O esquerdismo, estado supremo do imperialismo (1)

Quadro de Solveig Inga.

Bruno Guigue [*]

O colapso da União Soviética significou o fim do comunismo? Aqueles que proferiram a oração fúnebre podem ter considerado os seus desejos realidade. Ao contrário do que acreditaram, o socialismo real não desapareceu de corpo e alma. O facto de a bandeira vermelha não pairar mais sobre o Kremlin não significa a sua extinção no planeta: 1,5 mil milhões de chineses vivem sob a liderança de um Partido Comunista que não mostra sinais de perder força. O Vietnã socialista está indo muito bem. Na Rússia, o Partido Comunista continua a ser a principal força de oposição. Os comunistas governam o Nepal e o estado indiano de Kerala. Apesar do bloqueio imperialista, os cubanos continuam construindo o socialismo. Os comunistas tiveram êxitos eleitorais no Chile e na Áustria.
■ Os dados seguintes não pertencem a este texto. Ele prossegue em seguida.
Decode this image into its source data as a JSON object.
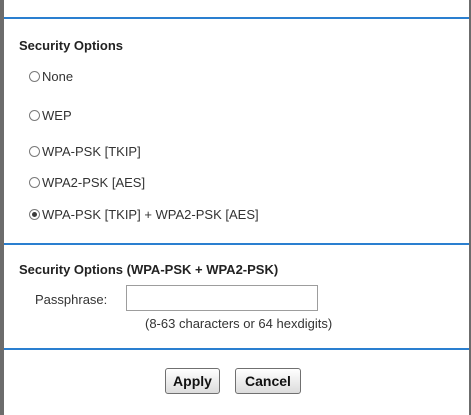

Dizer que o comunismo deixou apenas más lembranças e pertence a um passado longínquo é cometer um duplo erro de análise. Ele não somente contribuiu para o bem-estar de um quarto da humanidade, mas também não há indicação de que tenha dito a sua última palavra. Ele não está condenado pelo seu passado nem privado de um futuro. Pode registar a seu crédito a luta vitoriosa contra o nazismo, uma contribuição decisiva para a queda do colonialismo e uma resistência obstinada ao imperialismo. Este triplo sucesso é suficiente para dar-lhe cartas de nobreza revolucionárias. O seu passado é também a longa série de avanços sociais e os milhões de vidas arrancadas da pobreza, analfabetismo e doenças.

O comunismo foi e é um esforço titânico para tirar as massas da ignorância e dependência. Permanecendo na URSS em 1925, o pedagogo Célestin Freinet expressou “sua surpresa e seu assombro, especialmente se considerarmos as condições em que este imenso progresso foi feito”. Pedagogos russos, escreveu ele, “encontraram na sua dedicação à causa do povo e na atividade revolucionária clareza suficiente não apenas para elevar a sua pedagogia ao nível da pedagogia ocidental, mas para ir mais além, e de longe, das nossas tímidas tentativas”.

Nenhuma outra força política poderia ter tirado do subdesenvolvimento os países atrasados, coloniais e semicoloniais, pelos quais os comunistas foram responsáveis no século XX. O que seria a Rússia se tivesse permanecido nas mãos de Nicolau II ou Alexander Kerensky? O que seria a China se não tivesse escapado a Chiang Kai-shek e à sua camarilha feudal? Onde estaria Cuba se tivesse permanecido nas garras do imperialismo e seus mercenários locais?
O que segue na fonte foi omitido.